I'm a developer working for a project at university trying to figure out what the future of transportation is. To do this, we have looked into trends in modern technology and culture around transportation, and after hours of deliberation, we realized that our "findings" had been essentially brought out of thin air through our own opinions. What we really wanted was data on who was thinking what about transportation. Unfortunately, we didn't really have a large spread for running surveys. However, having worked with the big data department before, I asked around and found out how I might mine social media data around certain search terms and see what we could find out.

For the record, this blog is just a rough document of stuff I'm doing. I don't really care if it's readable at this point. Maybe I'll update it later for real use, but we'll just have to see how it goes. At the moment I'm flying by the seat of my pants and would like to document this for future use by anyone else running in my path.

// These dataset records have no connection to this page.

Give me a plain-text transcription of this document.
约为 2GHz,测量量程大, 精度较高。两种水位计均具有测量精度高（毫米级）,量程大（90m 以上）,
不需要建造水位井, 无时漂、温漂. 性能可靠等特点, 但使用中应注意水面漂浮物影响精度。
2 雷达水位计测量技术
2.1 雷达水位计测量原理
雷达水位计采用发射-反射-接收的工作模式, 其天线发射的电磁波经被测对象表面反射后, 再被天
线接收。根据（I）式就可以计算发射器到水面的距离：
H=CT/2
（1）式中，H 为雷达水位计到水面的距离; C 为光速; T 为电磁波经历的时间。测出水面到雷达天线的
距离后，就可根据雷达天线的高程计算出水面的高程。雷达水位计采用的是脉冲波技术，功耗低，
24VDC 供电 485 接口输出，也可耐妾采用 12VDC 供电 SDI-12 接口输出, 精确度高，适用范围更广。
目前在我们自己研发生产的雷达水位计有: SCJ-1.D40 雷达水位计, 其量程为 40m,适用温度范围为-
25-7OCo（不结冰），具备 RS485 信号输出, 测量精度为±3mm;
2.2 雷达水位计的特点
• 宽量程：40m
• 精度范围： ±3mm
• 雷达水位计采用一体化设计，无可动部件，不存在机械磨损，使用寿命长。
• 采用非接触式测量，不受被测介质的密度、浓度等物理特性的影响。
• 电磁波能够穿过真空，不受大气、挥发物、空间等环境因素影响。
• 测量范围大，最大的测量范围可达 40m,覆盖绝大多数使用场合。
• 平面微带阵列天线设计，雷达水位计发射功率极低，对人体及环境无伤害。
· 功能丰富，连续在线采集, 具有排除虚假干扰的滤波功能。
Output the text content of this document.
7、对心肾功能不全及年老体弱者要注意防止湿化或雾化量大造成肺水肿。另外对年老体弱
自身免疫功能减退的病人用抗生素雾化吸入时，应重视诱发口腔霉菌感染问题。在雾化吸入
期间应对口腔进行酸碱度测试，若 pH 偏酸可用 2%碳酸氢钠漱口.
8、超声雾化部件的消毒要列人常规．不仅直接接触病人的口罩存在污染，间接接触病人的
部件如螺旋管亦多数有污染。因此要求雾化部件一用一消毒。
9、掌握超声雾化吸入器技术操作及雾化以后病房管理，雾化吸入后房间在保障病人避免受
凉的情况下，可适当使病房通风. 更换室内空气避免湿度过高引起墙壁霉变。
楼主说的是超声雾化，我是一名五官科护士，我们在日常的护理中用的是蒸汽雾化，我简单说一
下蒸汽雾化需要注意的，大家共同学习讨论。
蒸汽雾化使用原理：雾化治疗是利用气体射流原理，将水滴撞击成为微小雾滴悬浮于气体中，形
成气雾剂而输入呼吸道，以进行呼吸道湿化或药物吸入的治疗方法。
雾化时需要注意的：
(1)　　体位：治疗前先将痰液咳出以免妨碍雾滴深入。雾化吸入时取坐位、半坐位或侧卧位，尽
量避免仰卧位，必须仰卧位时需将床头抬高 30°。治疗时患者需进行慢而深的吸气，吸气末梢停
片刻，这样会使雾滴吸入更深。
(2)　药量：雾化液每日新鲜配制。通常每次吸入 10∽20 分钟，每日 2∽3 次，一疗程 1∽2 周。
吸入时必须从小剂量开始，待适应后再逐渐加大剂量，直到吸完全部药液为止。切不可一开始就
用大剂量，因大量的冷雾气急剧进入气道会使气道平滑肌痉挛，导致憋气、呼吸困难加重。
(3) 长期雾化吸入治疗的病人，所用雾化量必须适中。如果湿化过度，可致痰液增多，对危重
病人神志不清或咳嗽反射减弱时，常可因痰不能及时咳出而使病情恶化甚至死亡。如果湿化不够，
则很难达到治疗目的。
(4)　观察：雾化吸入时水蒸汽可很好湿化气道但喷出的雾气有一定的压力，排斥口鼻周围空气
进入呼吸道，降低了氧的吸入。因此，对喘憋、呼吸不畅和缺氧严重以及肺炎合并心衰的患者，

At any rate, I began my journey searching for twitter analysis, and frankly, what I found was unusable for my needs. I wanted to see what people were saying around certain keywords over time, but there was simply no way to do this. I also discovered, to my dismay that Twitter does not keep its data public for more that a few weeks explicitly. They remove tweets from search results after a while even though they might stay in the database. Companies profit off of this by selling that data or analyzing it in real time. the best service I found for my needs was tweetarchivist.com, but even this was not quite what I wanted, and it required payment after a certain amount of time.

And so, as I often do in these situations, I turned to my old friend python, the swiss army chainsaw of programming languages. I wanted to gather my own data, analyze it, and see what I could find. That's what I'm going to do with these posts now.